A queste caratteristiche si deve aggiungere il fatto che abbiamo un sistema produttivo che offre poca occupazione nei settori con maggiore innovazione nelle professioni con maggiore qualificazione. Rispetto agli altri Paesi europei abbiamo una quota di occupati con basse qualifiche allineate, poi quote di lavoratori con qualifiche medie e alta qualificazione che si equivalgono percentualmente sugli occupati. Francia e Germania hanno dai 10 ai 15 punti in più a favore delle alte qualifiche.
Si comprende facilmente come, dato l’aumento della scolarizzazione delle ultime generazioni, il risultato sia che abbiamo una sottoccupazione per molti giovani con formazione terziaria. Una resa dell’investimento in formazione inferiore a quello degli altri Paesi europei e che ha portato a un’emigrazione all’estero del 15% dei laureati.
La ragione principale della situazione è certamente dovuta alla struttura delle nostre imprese. Il peso delle micro e piccole aziende pesa nell’occupazione di alte competenze e nei tempi di relazione alle innovazioni.
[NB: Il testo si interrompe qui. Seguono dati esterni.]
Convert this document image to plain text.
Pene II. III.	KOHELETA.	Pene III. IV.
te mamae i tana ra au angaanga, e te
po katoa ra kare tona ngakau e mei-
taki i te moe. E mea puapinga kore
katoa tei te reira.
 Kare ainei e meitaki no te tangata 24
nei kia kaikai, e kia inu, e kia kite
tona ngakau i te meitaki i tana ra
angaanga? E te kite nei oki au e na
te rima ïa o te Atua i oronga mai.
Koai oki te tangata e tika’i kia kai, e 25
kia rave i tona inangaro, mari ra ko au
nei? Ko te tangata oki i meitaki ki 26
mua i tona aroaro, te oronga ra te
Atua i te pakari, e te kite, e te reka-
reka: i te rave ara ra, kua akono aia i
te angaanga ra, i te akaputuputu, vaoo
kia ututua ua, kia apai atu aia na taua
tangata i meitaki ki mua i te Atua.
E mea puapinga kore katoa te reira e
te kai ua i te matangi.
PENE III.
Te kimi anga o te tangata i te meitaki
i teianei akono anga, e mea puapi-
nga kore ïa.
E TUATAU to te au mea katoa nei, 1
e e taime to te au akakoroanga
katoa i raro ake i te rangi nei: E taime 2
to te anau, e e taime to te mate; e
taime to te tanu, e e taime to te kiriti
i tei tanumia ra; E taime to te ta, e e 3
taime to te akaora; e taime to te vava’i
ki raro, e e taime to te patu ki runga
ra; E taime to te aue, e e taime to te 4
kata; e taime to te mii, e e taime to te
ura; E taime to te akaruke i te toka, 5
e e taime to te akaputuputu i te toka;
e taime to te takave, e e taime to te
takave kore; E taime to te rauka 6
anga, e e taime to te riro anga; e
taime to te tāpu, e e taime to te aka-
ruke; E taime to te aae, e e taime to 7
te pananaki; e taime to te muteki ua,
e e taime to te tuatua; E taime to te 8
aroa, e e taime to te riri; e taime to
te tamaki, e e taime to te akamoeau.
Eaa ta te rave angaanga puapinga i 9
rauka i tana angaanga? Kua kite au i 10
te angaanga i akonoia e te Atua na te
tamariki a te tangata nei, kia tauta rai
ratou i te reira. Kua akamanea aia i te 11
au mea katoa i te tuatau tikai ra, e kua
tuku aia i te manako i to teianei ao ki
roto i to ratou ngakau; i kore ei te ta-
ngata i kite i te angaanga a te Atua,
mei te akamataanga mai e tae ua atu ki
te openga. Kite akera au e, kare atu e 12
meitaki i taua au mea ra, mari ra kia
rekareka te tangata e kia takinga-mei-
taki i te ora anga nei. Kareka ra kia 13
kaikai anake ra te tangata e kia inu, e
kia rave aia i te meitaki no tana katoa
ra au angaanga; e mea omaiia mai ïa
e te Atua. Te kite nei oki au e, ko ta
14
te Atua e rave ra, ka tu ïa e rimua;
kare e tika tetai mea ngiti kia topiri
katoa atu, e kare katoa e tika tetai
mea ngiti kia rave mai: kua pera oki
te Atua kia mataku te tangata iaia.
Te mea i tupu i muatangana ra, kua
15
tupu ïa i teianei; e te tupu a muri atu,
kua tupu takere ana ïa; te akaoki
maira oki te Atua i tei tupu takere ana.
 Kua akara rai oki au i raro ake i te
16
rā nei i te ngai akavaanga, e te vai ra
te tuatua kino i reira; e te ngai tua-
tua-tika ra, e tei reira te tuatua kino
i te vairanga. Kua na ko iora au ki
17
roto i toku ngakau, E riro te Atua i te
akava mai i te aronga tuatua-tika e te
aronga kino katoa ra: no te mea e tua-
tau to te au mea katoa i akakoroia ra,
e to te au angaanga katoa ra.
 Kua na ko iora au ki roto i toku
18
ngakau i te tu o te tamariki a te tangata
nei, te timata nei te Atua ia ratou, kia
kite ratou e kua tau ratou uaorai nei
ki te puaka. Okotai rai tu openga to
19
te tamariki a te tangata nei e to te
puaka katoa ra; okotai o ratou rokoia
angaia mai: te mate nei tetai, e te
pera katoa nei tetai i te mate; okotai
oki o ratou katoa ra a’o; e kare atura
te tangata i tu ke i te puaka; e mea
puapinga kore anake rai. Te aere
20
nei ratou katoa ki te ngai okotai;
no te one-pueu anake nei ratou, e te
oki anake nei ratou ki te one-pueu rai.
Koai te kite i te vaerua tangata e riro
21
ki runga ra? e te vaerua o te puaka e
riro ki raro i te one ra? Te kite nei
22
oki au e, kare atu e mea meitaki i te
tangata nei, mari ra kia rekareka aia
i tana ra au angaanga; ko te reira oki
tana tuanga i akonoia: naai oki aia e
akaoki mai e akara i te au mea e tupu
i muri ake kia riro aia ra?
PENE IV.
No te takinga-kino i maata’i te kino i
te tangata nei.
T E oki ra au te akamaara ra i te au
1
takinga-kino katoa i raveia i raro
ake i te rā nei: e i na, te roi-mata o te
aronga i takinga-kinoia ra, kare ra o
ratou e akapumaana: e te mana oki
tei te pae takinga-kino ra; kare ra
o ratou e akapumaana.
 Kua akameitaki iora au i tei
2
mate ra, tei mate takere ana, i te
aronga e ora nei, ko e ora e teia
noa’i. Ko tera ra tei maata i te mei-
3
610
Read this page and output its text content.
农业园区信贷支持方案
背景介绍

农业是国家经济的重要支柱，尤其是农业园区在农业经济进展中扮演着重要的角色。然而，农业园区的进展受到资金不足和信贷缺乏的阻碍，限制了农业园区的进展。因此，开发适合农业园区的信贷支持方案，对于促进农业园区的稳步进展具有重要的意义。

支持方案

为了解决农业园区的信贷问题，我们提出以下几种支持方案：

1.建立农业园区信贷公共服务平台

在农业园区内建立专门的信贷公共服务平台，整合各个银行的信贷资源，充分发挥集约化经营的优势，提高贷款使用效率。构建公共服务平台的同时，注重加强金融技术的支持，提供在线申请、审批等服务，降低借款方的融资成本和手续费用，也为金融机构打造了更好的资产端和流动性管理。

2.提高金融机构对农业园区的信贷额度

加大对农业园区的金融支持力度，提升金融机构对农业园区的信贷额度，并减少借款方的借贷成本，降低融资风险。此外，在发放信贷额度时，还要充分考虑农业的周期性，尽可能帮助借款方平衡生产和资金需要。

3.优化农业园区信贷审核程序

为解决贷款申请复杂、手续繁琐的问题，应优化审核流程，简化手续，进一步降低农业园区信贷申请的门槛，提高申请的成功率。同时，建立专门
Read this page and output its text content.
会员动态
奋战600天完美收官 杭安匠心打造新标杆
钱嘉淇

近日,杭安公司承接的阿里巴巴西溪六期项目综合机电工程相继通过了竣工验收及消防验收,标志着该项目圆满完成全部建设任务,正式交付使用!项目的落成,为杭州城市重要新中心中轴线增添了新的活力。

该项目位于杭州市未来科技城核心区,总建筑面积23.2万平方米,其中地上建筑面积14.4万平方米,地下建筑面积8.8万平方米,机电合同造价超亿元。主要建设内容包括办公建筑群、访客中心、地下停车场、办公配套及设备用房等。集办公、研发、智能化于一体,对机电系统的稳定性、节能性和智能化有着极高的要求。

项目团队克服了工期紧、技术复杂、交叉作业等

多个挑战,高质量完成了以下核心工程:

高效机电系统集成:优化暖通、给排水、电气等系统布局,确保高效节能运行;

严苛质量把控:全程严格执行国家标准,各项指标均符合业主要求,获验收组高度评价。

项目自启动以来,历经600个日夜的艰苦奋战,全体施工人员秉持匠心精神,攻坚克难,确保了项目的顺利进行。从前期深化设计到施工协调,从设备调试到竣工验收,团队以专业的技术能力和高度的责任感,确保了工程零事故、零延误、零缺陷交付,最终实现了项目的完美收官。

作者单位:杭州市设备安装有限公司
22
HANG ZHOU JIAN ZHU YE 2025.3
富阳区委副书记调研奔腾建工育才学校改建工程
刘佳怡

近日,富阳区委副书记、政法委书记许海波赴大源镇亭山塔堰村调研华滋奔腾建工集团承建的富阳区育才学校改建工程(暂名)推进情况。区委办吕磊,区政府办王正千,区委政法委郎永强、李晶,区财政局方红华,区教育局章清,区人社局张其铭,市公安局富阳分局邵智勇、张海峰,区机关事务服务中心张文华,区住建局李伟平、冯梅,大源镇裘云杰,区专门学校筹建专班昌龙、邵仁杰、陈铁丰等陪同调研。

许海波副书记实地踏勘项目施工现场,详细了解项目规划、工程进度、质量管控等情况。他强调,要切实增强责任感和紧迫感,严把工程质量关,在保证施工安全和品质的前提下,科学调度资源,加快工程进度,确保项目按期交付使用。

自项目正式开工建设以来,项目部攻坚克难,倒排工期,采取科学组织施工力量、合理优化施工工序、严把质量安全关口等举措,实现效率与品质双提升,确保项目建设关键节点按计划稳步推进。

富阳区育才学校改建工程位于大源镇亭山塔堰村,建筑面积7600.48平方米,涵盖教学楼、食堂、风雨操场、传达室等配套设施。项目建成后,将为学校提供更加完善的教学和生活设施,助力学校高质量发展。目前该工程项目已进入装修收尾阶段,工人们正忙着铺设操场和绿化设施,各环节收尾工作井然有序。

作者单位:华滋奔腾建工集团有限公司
Qui si apre la sfida per la politica. Serve una politica economica che, conoscendo la realtà del nostro sistema produttivo, metta in moto programmi di sostegno per la transizione in corso. Con la possibilità di utilizzare al meglio le risorse del Pnrr si tratta di premiare il lavoro e la produttività contro rendite, bonus e parassitismi. Serve indirizzare risorse certo per un programma di formazione per occupati e per riformare scuola e formazione, ma oltre a ciò deve mettersi in moto una politica industriale che premi innovazione e crescita delle imprese. Perché questo sia comprensibile a tutti, anche la spesa pubblica, e quindi il sistema fiscale, devono scegliere la strada di sostenere lavoro e produzione abbandonando la via dei bonus che sta frenando il Paese.